Sono ancora qui a
scrivere stupirmi con il quaderno ormai a metà, mentre penso come questa malinconia
folle e benedetta, sia la compagna più fedele mai avuta. Non c’è mestizia nel
saperla altrove, solo una grande spazio bianco da riempire con e parole, con le
quali disegnarla da zero, cambiando magari il corso alla storia, agli errori,
ai sentimenti. Parole con le quali avvicinarla, facendole sentire quanto siamo
simili, dicono che cuori infranti non conoscono legge.
Credevo di avere tutto,
di essere inattaccabile, al di sopra dei colpi della vita, ma ho sbattuto
contro la realtà e non ci sono fasciature per quel tipo di ferite. Ho urlato,
pianto, bruciato il cielo, maledetto gli angeli e l’amore.
Improvvisamente non
sapevo dove mi trovassi. La sensazione era strana, avrei dovuto essere
terrorizzato e in parte lo ero, ma allo stesso temo c’era una sorta di
rassegnazione nell’abbandonarsi a questa situazione che la rendeva
sopportabile. Potevo essere nel mio portico, seduto a quel tavolo di resina e
olivo che tanti complimenti ha riscosso, così come seduto lungo il fiume della
vita di Siddharta o dentro al Pency Prep College di Holden Caulield, non
sarebbe cambiato nulla. Come ben poca differenza ci sarebbe stata se fossi
stato tra il trovarsi a Orano tra i topi appestati o nel kolchoz Terminus
Radioso, prigioniero di uno sciamano folle. Una prigione è sempre una prigione,
anche se cambi le parole. E poi c’era lui, il mio guardiano, quello che non mi
perdeva mai di vista, quello di cui sentivo il calore dello sguardo sulla nuca
anche quando credevo fosse distratto. Ma chi era? Il Grande Puffo, Billy the Kid,
Don Chisciotte, una caricatura mal riuscita del mio ego, della mia coscienza,
della mia saggezza. Era la parte più vera di me che mi parlava.
Non sapevo dove fossi, né
esattamente con chi, una foglia ubriaca in balia dei cavalli in corsa degli
Stones, sommerso da un mare psichedelico dei rimi Pink Floyd, perso
nell’universo infinito galleggiando col Duca Bianco, costretto in quella
inquietante necessità di essere felice ad ogni costo da mostrare con un
sorriso, come cantava il Blasco.
Nel momento più buio di
tutti la voce del mio guardiano iniziò a parlarmi, clama, decisa, profonda,
impossibile da non ascoltare. Mi inchiodava alla verità, a quello che ormai non
sentivo più, il calore di un amore regolare o la fiamma clandestina che
illumina la notte. Erano tutti muri buoni per nascondermi, ma ad un certo punto
basta così. Perché c’è differenza tra ciò che si vuole realmente e quello a cui
si decide di credere, per via di quel tormento interiore che ti mangia un
giorno dopo l’altro. Ero in prigione da innocente, sì da innocente, perché non
c’è peccato nel cercare la propria personale gioia. E mi ci ero messo da solo.

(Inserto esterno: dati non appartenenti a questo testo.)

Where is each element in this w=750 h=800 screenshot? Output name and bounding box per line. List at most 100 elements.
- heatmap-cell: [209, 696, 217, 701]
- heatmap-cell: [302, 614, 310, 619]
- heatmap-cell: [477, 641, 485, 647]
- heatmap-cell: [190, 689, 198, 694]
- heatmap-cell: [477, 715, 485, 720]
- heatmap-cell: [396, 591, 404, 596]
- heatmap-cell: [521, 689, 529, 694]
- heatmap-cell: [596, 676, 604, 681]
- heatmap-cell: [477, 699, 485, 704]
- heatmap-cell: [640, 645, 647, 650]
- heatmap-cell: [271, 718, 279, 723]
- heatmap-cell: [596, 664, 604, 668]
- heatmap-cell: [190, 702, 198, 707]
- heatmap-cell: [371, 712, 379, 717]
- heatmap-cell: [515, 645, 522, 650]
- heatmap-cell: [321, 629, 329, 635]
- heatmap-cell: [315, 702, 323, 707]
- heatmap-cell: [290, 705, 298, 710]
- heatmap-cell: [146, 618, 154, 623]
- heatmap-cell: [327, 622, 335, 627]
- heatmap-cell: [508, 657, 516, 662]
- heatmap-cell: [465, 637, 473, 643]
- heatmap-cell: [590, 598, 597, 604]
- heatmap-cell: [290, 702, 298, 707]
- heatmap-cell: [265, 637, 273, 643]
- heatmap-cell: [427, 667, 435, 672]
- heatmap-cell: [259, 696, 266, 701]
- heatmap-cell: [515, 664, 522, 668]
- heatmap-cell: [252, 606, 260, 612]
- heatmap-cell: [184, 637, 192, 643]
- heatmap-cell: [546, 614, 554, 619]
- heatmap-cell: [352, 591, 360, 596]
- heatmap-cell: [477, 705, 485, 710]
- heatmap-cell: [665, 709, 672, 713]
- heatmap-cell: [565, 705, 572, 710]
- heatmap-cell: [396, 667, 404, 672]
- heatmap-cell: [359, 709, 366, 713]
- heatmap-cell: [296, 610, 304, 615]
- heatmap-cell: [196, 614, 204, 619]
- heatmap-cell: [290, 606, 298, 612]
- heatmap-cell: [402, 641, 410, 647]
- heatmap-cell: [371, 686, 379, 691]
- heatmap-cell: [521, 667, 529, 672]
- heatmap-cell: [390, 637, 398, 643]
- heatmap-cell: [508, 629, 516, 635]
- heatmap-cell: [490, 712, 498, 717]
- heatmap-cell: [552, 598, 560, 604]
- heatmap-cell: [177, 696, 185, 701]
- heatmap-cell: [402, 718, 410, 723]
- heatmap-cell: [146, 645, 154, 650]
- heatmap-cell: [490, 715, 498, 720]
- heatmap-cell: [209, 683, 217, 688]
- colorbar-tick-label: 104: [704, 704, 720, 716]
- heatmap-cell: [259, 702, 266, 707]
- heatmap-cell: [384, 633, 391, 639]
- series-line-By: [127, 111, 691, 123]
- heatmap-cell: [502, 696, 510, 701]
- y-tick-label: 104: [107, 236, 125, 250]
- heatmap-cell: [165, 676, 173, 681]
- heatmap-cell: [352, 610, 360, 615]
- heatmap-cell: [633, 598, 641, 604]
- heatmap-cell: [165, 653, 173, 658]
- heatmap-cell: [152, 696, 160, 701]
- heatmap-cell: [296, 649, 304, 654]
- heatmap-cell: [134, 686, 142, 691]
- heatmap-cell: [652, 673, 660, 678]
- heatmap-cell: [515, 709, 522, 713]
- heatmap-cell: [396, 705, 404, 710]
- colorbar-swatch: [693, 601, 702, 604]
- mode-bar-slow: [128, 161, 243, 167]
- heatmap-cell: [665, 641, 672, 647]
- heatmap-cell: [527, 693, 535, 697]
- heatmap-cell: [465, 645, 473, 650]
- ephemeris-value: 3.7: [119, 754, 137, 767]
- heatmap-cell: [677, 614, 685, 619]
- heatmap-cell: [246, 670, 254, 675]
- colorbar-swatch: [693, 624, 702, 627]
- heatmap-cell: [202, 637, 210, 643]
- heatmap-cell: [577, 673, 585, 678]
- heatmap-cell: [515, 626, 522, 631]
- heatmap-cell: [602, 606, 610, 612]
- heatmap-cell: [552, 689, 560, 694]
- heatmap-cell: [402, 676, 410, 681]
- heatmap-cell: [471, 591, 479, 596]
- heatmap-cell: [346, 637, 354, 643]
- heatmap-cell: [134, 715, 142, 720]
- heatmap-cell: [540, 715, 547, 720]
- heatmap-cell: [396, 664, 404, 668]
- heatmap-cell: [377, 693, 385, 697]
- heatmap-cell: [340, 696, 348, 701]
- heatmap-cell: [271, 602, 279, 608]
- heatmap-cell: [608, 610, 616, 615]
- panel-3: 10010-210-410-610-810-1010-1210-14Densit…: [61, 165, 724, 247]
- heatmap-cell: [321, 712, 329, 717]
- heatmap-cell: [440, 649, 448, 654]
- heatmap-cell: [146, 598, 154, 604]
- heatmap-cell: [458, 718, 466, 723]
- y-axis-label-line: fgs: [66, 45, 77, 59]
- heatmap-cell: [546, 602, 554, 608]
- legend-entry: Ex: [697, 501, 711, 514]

Ho strisciato sui gomiti, sulle ginocchia, sanguinando da ogni poro della
pelle, azzerando tutte le mie certezze, ma alzando la testa con la certezza che
non l’avrei più abbassata. Dissi addio alla necessità di dover dare un nome
alle cose, di pensare a ciò che sarà perché così si fa, caricarsi di
aspettative è un altro modo di definire una galera. Sono passato attraverso
selve di rovi che hanno dilaniato prima le carni e poi la mia anima, ma sono
arrivato a capire ciò di cui avevo bisogno. Amerò e basta, dicendo sempre la
verità, farà male lo stesso, ma la mia anima sarà libera come quando avevo tre
anni.
E così mi ritrovo qui,
felice come un bambino, con il quaderno ormai a metà, per imbrattarlo ancora
con i miei pensieri che toccheranno nel profondo e renderanno liete le persone
a cui tengo.
Una poesia per un
sorriso, mi pare uno scambio equo, mi pare un bel modo di vivere.